Anders in Potsdam: Seit Monaten gibt es in der Breiten Straße Behinderungen (siehe Kasten), und die Nuthestraße war im Oktober oft so verstopft, dass Autofahrer bis zu einer Dreiviertelstunde brauchten, um die Kreuzung zur Berliner Straße zu überqueren. Nachtbaustellen, mit denen der Verkehr auf wichtigen Straßen entlastet werden könnte, gibt es nicht. Nach Angaben der Stadt sind Nachtbaustellen generell kaum möglich. „Genehmigungen für solche Baustellen innerorts erfolgen sehr selten, da der Lärmschutz der Anwohner vor geht“, erklärt Stadtsprecher Stefan Schulz. Lärmintensivere Arbeiten seien innerorts nur vor 22 Uhr erlaubt. „Die Stadt prüft regelmäßig, ob sich durch Nachtarbeiten eine Verkürzung der Bauzeit und damit verbundenen Einschränkungen im Verkehr ermöglichen lassen“, so Schulz. Demnach sind Nachtbaustellen nur in Randgebieten Potsdams möglich. Für viele Potsdamer, Berufspendler und Touristen bedeutete dies im vergangenen Sommer Dauerstau in Potsdam. Der Berufsverkehr kam teilweise zum Erliegen. Im Fall der Königstraße, die von Pendlern zwischen Berlin und Potsdam genutzt wird, konnte Berlin dies in den vergangenen Tagen verhindern. „Soweit die Lage es ermöglicht und der Lärmschutz eingehalten werden kann, legt die Stadt Berlin Nachtarbeiten in Bauverträgen bereits fest. Bauunternehmer, die das kostengünstigste Angebot vorlegen, bekommen den Zuschlag“, so eine Sprecherin der Senatsbauverwaltung. So sei es auch im Falle der Königstraße gewesen. Um Behinderungen für die öffentlichen Verkehrsmittel zu minimieren, seien die nächtlichen Arbeitszeiten auch anhand des Busfahrplans terminiert worden. Erst wenn die seltener fahrenden Nachtbusse unterwegs waren, konnten die Bauarbeiten voll beginnen.

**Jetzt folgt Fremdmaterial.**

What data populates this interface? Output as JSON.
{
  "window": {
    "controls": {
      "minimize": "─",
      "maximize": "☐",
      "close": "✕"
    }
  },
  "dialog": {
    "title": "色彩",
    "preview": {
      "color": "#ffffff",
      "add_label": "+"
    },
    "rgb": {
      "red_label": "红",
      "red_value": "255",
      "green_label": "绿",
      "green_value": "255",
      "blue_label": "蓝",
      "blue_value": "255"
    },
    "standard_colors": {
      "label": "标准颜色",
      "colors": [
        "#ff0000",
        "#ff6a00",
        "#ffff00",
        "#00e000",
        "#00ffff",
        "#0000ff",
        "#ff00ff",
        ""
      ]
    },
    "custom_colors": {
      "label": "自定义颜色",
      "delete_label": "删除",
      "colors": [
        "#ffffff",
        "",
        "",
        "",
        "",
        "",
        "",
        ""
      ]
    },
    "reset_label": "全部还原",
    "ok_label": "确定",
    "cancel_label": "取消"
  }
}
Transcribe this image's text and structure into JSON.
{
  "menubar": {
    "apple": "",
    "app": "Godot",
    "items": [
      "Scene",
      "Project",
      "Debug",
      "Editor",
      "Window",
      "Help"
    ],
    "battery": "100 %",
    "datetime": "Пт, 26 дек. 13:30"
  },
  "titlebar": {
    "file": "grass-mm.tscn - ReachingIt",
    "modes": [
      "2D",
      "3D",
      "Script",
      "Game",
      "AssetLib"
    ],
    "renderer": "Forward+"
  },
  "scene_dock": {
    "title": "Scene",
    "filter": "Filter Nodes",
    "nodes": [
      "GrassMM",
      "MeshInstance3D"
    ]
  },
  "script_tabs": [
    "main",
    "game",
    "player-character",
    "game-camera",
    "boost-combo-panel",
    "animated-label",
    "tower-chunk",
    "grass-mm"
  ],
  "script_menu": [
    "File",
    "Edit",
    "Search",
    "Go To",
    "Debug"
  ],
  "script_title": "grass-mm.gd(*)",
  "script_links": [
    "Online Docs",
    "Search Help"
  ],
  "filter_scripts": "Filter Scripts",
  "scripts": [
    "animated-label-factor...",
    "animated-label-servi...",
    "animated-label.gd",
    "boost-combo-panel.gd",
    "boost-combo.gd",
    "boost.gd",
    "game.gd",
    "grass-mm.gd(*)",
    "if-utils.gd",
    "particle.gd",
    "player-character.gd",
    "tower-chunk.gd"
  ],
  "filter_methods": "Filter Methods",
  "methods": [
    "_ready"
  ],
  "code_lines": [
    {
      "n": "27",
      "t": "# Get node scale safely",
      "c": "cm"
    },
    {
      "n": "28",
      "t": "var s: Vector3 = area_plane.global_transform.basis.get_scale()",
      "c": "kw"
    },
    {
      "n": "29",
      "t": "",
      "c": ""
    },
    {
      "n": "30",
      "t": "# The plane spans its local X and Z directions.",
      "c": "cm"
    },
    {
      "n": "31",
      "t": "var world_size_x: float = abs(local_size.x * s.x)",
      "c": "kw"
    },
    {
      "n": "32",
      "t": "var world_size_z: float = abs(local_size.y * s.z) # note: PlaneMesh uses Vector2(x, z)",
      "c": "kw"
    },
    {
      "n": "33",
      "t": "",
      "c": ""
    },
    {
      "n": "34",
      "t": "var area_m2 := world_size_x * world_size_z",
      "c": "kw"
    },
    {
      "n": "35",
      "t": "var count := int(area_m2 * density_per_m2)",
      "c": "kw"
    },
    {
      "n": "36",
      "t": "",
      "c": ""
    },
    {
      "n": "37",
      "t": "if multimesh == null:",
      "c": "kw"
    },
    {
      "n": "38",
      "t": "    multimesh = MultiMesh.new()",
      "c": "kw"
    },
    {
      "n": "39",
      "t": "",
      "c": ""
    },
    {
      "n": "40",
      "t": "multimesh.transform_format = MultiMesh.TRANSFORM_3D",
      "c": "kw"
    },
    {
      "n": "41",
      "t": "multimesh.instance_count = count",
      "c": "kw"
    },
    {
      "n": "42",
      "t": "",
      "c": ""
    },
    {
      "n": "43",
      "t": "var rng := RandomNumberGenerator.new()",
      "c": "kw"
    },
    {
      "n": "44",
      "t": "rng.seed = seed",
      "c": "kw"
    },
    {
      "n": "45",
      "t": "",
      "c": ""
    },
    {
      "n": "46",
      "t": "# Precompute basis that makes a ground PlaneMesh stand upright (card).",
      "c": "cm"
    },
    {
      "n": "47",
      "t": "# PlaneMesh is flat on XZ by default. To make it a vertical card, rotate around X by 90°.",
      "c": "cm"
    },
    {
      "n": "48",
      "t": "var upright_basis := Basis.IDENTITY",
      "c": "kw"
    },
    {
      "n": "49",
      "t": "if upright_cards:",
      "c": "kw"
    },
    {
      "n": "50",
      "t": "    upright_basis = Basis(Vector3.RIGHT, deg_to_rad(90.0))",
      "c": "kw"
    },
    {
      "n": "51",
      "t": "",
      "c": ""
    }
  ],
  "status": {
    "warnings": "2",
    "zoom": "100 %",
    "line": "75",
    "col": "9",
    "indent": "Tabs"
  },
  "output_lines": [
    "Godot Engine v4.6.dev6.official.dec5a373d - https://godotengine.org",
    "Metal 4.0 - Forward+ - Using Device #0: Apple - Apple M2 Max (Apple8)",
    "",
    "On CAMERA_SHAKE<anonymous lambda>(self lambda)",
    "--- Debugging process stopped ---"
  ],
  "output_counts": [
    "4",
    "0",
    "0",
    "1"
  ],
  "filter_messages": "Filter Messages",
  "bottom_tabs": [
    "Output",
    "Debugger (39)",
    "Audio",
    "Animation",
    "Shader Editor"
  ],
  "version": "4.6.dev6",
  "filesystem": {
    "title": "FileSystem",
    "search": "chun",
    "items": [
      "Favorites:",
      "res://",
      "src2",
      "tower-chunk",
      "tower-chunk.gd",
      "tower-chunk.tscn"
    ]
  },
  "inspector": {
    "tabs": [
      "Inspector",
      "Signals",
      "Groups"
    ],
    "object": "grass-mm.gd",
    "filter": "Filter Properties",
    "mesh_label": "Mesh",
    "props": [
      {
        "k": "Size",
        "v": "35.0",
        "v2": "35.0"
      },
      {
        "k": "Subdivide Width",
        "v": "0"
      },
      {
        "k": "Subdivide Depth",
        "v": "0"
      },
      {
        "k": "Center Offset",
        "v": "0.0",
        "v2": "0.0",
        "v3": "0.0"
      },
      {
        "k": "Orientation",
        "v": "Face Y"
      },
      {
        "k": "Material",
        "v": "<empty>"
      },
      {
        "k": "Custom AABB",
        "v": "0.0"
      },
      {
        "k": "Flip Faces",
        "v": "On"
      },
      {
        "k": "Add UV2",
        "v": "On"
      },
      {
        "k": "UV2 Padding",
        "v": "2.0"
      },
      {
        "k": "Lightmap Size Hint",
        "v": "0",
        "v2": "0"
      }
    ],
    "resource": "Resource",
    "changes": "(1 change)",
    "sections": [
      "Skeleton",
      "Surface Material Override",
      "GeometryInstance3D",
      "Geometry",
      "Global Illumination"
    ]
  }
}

Auch die Nedlitzer Straße in Potsdam war in diesem Jahr immer wieder halbseitig gesperrt. Dort wurde tagsüber für die Erschließung des Campus Jungfernsee gebaut, nachts ruhten die Geräte hingegen. Vor allem Pendler litten unter Sperrungen und der Umleitung über die Amundsenstraße und die Straße Am Golfplatz. Lärmschutz war nicht der Grund, warum es dort keine Nachtbaustellen gab: Anwohner gibt es dort noch nicht. Stadtsprecher Schulz begründet die nächtliche Arbeitspause mit den höheren Kosten von Nachtschichten. Diese wären teurer gewesen und hätten trotzdem kaum zu einer Entlastung geführt. „Die Baumaßnahmen in der Nedlitzer Straße am Campus Jungfernsee wurde unter Aufrechterhaltung beider Fahrtrichtungen durchgeführt. Die durch diese Baumaßnahme auftretenden Behinderungen sind minimal gewesen“, so Schulz.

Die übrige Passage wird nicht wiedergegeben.